LITTLE ROCK, Ark. — Just days after becoming the world's oldest documented person, 116-year-old Gertrude Weaver has died Monday in Arkansas.
Weaver became the oldest person in the world after the death of a 117-year-old Japanese woman last week, according to records kept by the Los Angeles-based Gerontology Research Group. Weaver was born in 1898.
The Williams Funeral Home confirmed Weaver died just after 10 a.m. Monday at the Silver Oaks Health and Rehabilitation Center in Camden, about 100 miles southwest of Little Rock.
Camden Mayor Marie Trisollini chatted with Weaver last week when the supercentenarian's roommate celebrated her 100th birthday.

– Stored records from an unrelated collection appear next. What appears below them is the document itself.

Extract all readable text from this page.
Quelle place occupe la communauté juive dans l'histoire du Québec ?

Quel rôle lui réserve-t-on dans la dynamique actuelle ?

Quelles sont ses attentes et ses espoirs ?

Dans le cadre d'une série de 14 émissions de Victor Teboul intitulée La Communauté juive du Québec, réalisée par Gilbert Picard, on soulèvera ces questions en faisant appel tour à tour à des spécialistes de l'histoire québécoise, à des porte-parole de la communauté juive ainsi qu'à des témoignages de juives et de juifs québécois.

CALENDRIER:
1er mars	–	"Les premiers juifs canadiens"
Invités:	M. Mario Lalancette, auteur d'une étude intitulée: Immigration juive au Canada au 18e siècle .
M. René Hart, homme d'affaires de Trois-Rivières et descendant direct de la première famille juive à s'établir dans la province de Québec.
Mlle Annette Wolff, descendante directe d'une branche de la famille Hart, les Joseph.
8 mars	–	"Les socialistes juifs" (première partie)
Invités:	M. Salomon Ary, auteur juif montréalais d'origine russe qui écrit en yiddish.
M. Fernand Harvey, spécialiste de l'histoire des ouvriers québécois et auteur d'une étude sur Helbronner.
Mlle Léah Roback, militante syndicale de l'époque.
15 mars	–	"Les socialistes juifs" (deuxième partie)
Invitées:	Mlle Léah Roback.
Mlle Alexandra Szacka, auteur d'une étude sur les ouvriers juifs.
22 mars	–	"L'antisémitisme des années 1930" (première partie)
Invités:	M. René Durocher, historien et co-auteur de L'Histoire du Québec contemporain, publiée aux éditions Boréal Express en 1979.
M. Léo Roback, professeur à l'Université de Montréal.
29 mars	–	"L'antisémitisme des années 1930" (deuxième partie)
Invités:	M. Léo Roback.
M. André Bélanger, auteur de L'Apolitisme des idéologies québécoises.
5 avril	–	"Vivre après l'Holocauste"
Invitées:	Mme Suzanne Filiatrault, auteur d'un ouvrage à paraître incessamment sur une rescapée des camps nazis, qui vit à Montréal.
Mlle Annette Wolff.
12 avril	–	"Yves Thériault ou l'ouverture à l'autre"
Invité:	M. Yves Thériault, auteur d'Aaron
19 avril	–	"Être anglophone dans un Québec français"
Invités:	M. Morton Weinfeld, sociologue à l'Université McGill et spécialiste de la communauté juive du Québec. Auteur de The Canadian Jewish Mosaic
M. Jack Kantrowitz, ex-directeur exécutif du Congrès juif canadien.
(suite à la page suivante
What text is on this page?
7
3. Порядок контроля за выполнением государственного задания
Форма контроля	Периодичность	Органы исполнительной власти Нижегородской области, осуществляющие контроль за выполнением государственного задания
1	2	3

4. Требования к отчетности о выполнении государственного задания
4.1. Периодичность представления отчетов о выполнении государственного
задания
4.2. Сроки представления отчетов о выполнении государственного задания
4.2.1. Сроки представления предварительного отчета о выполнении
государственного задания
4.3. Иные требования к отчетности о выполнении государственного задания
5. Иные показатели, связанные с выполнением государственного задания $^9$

"She was a really sweet lady. She was relatively perky and coherent when I talked with her before the party," Trisollini said. "When you asked for advice on how to live a long life she would say, 'Use a lot of skin moisturizer, treat everyone nice, love your neighbor and eat your own cooking. Don't eat at fast food places.'"
The Research Group was able to verify Weaver's age using census records and a marriage certificate from 1915 that listed her age as 17. Other records pointed to a possible April birthday, but since those could not be confirmed, the group used the day Weaver had always celebrated her birthday — July 4.
Trisollini said the nursing home and several members of the community had been making plans for Weaver's 117th birthday party.
Weaver, who was born in southwest Arkansas to sharecropper parents, told nursing home staff last week that she wanted to invite President Barack Obama because she had voted for him twice.